Le constitutionnalisme libéral tient donc doublement compte de cette ignorance. D’une part, il en infère qu’une « prérogative » exceptionnellement plus grande doit être consentie aux décideurs publics. D’autre part, il circonscrit cette « prérogative » dans des dispositifs de contrôle et des clauses de limitation dans le temps (Sunset clauses) pour deux raisons. Tout d’abord, cela permet d’endiguer la tentation des décideurs publics, poussés par le principe de leur responsabilité politique voire pénale, de surévaluer plus longtemps qu’il ne faudrait le fait justificatif de l’état d’exception. Ensuite, et plus fondamentalement, cela permet aux pouvoirs publics de ne pas perdre de vue que l’objectif (paradoxal) de l’état d’exception est de rétablir la légalité ordinaire.

Une décision prévisible

À l’aune de ces principes, la décision rendue le 5 août 2021 par le Conseil constitutionnel, spécialement sur l’obligation vaccinale et sur le passe sanitaire, était aussi prévisible que celles qu’il a régulièrement rendues à propos des lois relatives à la lutte contre le terrorisme. Le Conseil constitutionnel a tiré les conséquences de sa part d’ignorance dans l’état d’exception et de sa dépendance informationnelle atavique vis-à-vis du pouvoir exécutif. En effet, aucune juridiction au monde ne peut prétendre disposer rigoureusement des mêmes informations sur le terrorisme que le Gouvernement et les services de renseignement placés sous son autorité. Et aucune juridiction au monde ne peut prétendre mieux comprendre l’incertitude et l’incertaineté caractéristiques d’une crise sanitaire, qui plus est mondiale, que les experts du Gouvernement.

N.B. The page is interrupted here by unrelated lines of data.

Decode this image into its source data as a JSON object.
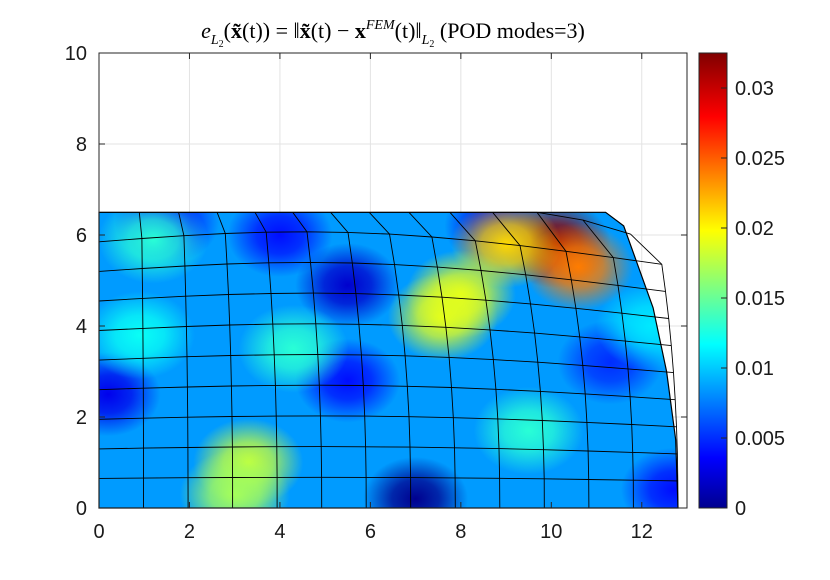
{
  "chart_data": {
    "type": "heatmap",
    "title": {
      "e": "e",
      "e_sub": "L",
      "e_subsub": "2",
      "mid1": "(",
      "xtilde1": "x̃",
      "mid2": "(t)) = ‖",
      "xtilde2": "x̃",
      "mid3": "(t) − ",
      "xbold": "x",
      "sup": "FEM",
      "mid4": "(t)‖",
      "norm_sub": "L",
      "norm_subsub": "2",
      "tail": " (POD modes=3)"
    },
    "xlabel": "",
    "ylabel": "",
    "xlim": [
      0,
      13
    ],
    "ylim": [
      0,
      10
    ],
    "xticks": [
      "0",
      "2",
      "4",
      "6",
      "8",
      "10",
      "12"
    ],
    "yticks": [
      "0",
      "2",
      "4",
      "6",
      "8",
      "10"
    ],
    "grid": true,
    "colorbar": {
      "colormap": "jet",
      "range": [
        0,
        0.0325
      ],
      "ticks": [
        "0",
        "0.005",
        "0.01",
        "0.015",
        "0.02",
        "0.025",
        "0.03"
      ]
    },
    "domain_outline": [
      [
        0,
        0
      ],
      [
        12.8,
        0
      ],
      [
        12.75,
        1.5
      ],
      [
        12.55,
        3.0
      ],
      [
        12.25,
        4.4
      ],
      [
        11.6,
        6.2
      ],
      [
        11.2,
        6.5
      ],
      [
        0,
        6.5
      ]
    ],
    "mesh": {
      "columns": 13,
      "rows": 10
    },
    "hotspots": [
      {
        "x": 10.1,
        "y": 5.8,
        "value": 0.032
      },
      {
        "x": 10.6,
        "y": 5.3,
        "value": 0.024
      },
      {
        "x": 9.0,
        "y": 5.8,
        "value": 0.021
      },
      {
        "x": 8.0,
        "y": 4.7,
        "value": 0.019
      },
      {
        "x": 7.6,
        "y": 4.2,
        "value": 0.019
      },
      {
        "x": 3.3,
        "y": 1.0,
        "value": 0.018
      },
      {
        "x": 3.0,
        "y": 0.3,
        "value": 0.017
      },
      {
        "x": 4.3,
        "y": 3.5,
        "value": 0.013
      },
      {
        "x": 1.2,
        "y": 5.9,
        "value": 0.013
      },
      {
        "x": 9.5,
        "y": 1.7,
        "value": 0.013
      },
      {
        "x": 0.9,
        "y": 3.8,
        "value": 0.012
      },
      {
        "x": 12.2,
        "y": 4.0,
        "value": 0.011
      }
    ],
    "lows": [
      {
        "x": 7.0,
        "y": 0.2,
        "value": 0.0
      },
      {
        "x": 5.5,
        "y": 4.9,
        "value": 0.002
      },
      {
        "x": 0.2,
        "y": 2.5,
        "value": 0.003
      },
      {
        "x": 4.0,
        "y": 6.0,
        "value": 0.004
      },
      {
        "x": 8.8,
        "y": 6.2,
        "value": 0.003
      },
      {
        "x": 5.5,
        "y": 2.8,
        "value": 0.004
      },
      {
        "x": 11.3,
        "y": 3.2,
        "value": 0.005
      },
      {
        "x": 1.5,
        "y": 6.3,
        "value": 0.004
      },
      {
        "x": 12.7,
        "y": 0.4,
        "value": 0.004
      }
    ],
    "base_value": 0.0085
  }
}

Il va sans dire que les juges savent que les experts du Gouvernement, les services de renseignement ou les scientifiques, peuvent se tromper. Toutefois, s’agissant par exemple d’une pandémie, les juges ne peuvent se convaincre de ce que les experts gouvernementaux se trompent qu’en prétendant pouvoir se prononcer « épistémologiquement » sur les données scientifiques et médicales. Un exercice tout ce qu’il y a de périlleux pour eux. Ils s’interdisent facilement de le faire lorsque, comme le Conseil constitutionnel, ils peuvent constater que les données scientifiques de l’État sont contestées  sans que cette contestation ne soit assortie d’une compréhension scientifique alternative, cohérente, et partagée dans les « communautés épistémiques » de référence. Dans pareil cas, ils sont enclins, tout à la fois, à faire confiance au Gouvernement et aux institutions professionnellement qualifiées et à s’en remettre à la responsabilité politique exercée par les citoyens dans le cadre des élections.